The Hayek Effect: The Political Consequences of Planned Austerity
By Lee Harris @ AEI (May 17, 2012)
…My reading of Hayek, however, convinced me that this was a misleading, naive misinterpretation of the Soviet collapse. The lesson I drew applied not only to Soviet Communism, but to any form of centralized economic planning, including the kind favored under the European model. The problem with centralized planning is not that it makes bad decisions. The problem is that, even if it makes good decisions, these decisions will be made by a group of centralized planners and not by anonymous market forces. When these decisions demand austerity, loss of wages, higher prices, and cuts in social benefits, the people will resist them. And if the people get angry enough, they can bring down the government that has tried to impose an austerity regime on them, leading to both increased economic distress and political instability.

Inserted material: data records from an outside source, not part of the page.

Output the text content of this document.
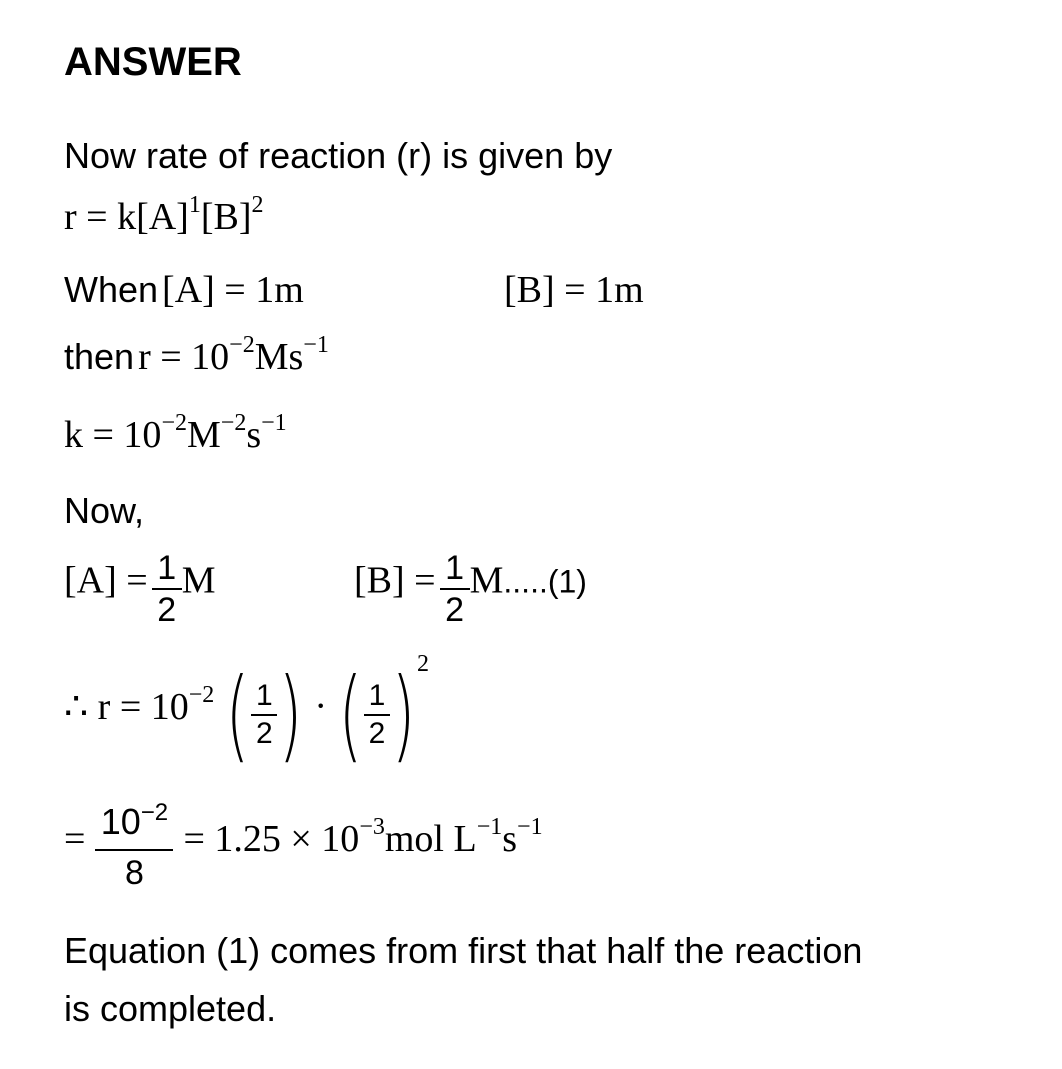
ANSWER
Now rate of reaction (r) is given by
$r = k[A]^1[B]^2$
When [A] = 1m	[B] = 1m
then $r = 10^{-2}Ms^{-1}$
$k = 10^{-2}M^{-2}s^{-1}$
Now,
$[A] = \frac{1}{2}$ M	$[B] = \frac{1}{2} M.....(1)$
∴ $r = 10^{-2}$ ( $\frac{1}{2}$ ) · ( $\frac{1}{2} )2$
= $\frac{10^{-2}}{8} = 1.25 \times 10^{-3}mol$ $L^{-1}s^{-1}$
Equation (1) comes from first that half the reaction
is completed.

Even if the European austerity programs are right on the economics, they are politically disastrous. An oppressive totalitarian regime might try to impose them on its people against their will, through terror and intimidation, but no democracy can hope to do this. The political revolt in Greece, therefore, is not a fluke, but a harbinger of more revolts to come, along with more economic crises and more political paralysis. It would be absurd to compare the EU with the USSR in terms of their relative respect for freedom and democracy, but it is precisely the EU’s tradition of democratic principles that may well doom it to the same fate that befell the Soviet Union—a sudden and shocking collapse, followed by years of economic decline and political turmoil.